Além disso, o RDE possui um caráter eminentemente democrático. Partidos com órgãos diretivos instituídos na circunscrição terão a prerrogativa de impugnar o pedido, garantindo um debate sobre elegibilidade plural e pautado pela diversidade de visões, com a presença do Ministério Público e tudo contribuindo para qualificar o pronunciamento definitivo da Justiça Eleitoral.

O RDE estabelece as bases para um processo de registro de candidaturas mais transparente e seguro. Com sua instauração, espera-se evitar ou pelo menos reduzir a tormenta que hoje se abate nos períodos eleitorais. Atualmente, impugnações em pleno processo eleitoral geram insegurança e distúrbios, pois mesmo após a vitória nas urnas, muitas vezes ainda paira dúvida acerca da efetividade da conquista do mandato. O RDE tem o mérito de diminuir essa incerteza, trazendo tranquilidade tanto para candidatos quanto para eleitores.

Além disso, uma vez declarado pela Justiça Eleitoral que determinada circunstância gera ou não restrição ao direito de registrar candidatura, não faz sentido que o tema possa voltar à baila em sucessivas eleições. Estaríamos diante de um ambiente mais racional, com um único pronunciamento conferindo definitividade ao tema.

Em um país cuja cultura política é rica e onde o debate sobre os valores inerentes à democracia nunca foi tão vívido, mecanismos como o RDE são cruciais. Eles qualificam o processo de registro de candidatura, elevando a legitimidade dos pleitos eleitorais.

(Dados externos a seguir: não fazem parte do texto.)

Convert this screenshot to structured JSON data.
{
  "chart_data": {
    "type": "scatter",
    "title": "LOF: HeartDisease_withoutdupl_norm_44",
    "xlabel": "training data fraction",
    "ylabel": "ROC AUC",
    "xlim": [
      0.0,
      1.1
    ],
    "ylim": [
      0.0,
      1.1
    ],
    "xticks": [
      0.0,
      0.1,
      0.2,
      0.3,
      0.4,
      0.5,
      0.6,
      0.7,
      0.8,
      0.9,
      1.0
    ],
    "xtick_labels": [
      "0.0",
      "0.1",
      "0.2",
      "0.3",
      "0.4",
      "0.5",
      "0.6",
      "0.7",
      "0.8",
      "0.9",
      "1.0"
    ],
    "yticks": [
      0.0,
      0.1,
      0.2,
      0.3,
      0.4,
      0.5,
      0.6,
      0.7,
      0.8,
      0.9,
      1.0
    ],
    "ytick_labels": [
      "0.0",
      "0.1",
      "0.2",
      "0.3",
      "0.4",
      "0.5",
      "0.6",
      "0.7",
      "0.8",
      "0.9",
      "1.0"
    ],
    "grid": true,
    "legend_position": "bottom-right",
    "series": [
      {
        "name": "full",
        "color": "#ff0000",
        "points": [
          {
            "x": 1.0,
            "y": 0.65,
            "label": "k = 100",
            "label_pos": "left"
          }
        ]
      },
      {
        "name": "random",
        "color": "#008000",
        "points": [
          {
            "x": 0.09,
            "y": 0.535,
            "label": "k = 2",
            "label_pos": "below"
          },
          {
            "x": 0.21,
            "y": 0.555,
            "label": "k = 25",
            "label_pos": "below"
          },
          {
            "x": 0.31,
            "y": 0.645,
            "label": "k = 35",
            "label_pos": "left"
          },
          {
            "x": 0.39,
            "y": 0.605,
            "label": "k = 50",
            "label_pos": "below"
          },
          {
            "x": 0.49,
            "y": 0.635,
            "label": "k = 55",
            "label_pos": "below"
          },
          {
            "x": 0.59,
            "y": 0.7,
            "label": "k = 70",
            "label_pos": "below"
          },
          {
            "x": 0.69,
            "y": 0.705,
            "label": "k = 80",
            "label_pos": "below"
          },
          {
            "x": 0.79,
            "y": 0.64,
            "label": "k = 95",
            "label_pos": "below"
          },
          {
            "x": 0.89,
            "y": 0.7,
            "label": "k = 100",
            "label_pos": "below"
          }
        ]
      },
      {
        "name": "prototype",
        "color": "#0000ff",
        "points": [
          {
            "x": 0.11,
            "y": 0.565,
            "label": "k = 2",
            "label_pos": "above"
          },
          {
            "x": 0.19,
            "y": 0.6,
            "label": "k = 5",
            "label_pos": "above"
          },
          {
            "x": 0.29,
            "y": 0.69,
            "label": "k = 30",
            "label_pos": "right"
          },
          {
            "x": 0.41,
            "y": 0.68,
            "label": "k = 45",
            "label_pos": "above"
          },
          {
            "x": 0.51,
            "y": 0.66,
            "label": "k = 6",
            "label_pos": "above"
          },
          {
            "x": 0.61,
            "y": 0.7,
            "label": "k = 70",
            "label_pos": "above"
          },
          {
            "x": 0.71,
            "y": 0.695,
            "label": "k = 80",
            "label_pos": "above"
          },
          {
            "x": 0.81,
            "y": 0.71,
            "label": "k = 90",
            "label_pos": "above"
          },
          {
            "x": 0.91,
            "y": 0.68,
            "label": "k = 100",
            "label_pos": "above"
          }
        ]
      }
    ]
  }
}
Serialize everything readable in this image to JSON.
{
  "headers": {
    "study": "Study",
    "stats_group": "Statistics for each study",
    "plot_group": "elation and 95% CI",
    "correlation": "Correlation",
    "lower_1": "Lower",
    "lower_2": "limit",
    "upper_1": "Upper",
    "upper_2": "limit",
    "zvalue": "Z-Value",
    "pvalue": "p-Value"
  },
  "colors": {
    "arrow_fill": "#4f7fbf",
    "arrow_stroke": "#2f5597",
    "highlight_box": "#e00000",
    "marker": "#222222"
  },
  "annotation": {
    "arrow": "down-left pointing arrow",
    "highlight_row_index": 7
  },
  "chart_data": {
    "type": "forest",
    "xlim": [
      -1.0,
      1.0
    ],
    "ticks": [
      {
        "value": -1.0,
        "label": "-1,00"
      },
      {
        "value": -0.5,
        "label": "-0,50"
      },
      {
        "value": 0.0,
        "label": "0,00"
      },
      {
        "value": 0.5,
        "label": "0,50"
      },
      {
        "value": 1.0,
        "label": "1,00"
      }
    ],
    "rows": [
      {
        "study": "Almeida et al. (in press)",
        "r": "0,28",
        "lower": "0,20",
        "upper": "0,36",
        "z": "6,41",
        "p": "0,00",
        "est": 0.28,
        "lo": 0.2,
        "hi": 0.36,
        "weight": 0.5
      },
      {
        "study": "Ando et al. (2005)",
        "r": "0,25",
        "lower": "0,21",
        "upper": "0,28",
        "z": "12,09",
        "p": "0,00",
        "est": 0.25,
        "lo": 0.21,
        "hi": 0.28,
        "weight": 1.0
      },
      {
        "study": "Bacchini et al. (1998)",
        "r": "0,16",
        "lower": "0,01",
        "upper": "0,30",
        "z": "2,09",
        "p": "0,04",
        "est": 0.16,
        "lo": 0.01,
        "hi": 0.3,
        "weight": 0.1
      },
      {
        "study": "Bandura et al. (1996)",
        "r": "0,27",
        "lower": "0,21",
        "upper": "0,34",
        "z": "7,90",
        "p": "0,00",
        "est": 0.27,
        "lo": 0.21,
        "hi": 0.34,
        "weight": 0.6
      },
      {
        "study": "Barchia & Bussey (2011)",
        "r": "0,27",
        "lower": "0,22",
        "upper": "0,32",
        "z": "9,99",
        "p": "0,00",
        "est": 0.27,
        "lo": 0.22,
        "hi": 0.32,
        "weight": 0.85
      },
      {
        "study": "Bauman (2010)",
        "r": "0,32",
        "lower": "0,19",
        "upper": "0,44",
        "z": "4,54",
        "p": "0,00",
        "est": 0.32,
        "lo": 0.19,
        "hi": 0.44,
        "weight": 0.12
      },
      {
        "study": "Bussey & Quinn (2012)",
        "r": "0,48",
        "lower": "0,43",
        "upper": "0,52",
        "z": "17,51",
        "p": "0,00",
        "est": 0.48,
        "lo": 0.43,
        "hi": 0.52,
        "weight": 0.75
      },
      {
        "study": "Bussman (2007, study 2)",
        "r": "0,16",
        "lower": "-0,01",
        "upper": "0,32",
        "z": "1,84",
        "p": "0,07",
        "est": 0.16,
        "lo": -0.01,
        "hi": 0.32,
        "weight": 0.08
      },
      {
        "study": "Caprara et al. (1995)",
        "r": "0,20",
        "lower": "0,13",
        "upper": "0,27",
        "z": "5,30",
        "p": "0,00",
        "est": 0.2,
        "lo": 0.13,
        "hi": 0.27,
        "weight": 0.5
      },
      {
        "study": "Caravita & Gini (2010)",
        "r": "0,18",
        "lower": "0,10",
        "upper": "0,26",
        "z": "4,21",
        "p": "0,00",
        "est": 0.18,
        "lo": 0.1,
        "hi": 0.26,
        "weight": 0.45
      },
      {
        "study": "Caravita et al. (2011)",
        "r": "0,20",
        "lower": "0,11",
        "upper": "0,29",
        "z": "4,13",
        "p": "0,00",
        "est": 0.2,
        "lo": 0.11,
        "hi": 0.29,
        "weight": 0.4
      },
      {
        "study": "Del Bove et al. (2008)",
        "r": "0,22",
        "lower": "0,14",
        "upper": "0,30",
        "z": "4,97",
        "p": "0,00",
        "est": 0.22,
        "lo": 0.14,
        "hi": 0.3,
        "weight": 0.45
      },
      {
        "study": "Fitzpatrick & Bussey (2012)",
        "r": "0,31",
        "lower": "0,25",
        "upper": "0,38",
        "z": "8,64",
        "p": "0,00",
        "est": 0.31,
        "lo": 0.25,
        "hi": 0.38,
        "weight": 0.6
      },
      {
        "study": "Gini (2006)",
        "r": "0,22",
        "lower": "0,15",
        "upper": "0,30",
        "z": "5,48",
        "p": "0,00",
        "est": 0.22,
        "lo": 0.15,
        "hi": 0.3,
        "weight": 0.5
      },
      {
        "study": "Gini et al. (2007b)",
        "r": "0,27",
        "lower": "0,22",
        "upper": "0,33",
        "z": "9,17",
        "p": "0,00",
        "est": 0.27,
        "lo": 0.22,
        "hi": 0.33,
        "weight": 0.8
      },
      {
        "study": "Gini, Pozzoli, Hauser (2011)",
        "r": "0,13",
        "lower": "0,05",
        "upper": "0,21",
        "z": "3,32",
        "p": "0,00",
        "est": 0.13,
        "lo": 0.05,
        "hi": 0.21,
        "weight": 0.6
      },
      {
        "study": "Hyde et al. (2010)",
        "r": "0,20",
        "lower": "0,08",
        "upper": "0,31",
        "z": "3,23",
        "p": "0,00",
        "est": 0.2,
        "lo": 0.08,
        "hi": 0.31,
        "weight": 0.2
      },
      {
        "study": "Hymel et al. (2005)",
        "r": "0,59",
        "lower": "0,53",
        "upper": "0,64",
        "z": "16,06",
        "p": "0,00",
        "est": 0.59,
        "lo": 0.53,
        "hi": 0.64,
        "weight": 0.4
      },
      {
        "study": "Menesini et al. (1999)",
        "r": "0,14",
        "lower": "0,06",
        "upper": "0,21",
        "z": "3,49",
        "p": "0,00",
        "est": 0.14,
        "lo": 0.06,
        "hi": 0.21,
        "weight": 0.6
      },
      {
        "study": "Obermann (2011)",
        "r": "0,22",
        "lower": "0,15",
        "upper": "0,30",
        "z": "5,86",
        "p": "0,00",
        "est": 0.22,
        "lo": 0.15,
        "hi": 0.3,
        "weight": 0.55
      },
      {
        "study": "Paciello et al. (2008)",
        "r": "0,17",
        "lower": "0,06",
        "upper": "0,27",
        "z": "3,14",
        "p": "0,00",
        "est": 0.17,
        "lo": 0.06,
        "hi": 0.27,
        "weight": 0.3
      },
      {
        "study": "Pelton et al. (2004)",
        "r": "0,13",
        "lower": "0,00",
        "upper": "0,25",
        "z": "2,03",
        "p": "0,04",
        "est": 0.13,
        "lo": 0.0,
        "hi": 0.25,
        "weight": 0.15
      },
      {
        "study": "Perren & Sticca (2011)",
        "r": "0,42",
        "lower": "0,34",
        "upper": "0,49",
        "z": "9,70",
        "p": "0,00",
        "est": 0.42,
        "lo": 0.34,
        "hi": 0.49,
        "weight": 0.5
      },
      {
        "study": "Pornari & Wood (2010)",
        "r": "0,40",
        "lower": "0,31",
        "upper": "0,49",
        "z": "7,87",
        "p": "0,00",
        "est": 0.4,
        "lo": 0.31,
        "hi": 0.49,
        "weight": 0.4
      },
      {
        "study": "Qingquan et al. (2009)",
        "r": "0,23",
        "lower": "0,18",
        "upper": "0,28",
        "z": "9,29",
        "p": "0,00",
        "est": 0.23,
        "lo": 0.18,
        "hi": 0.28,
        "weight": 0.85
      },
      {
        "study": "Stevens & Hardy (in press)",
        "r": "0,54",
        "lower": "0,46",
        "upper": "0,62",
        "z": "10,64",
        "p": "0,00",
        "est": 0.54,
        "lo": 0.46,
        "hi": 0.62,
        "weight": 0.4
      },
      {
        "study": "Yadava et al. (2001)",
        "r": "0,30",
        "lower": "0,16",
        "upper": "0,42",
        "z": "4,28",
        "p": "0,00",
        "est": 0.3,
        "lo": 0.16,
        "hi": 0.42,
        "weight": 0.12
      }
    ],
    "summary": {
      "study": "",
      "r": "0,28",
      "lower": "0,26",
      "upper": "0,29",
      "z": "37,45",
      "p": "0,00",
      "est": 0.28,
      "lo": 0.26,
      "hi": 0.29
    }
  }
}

Por isso, torna-se imperativo revisar a Lei das Eleições para institucionalizar o RDE. A adoção dessa medida, consectário das benfazejas decorrências da Lei da Ficha Limpa, delineará um caminho para um sistema eleitoral ainda mais transparente, responsável e representativo da vontade popular. Minha expectativa é a de que o Congresso Nacional se valha da oportunidade aberta na revisão das normas para 2024 para incluir nas suas discussões o instrumento processual cuja adoção é aqui defendida.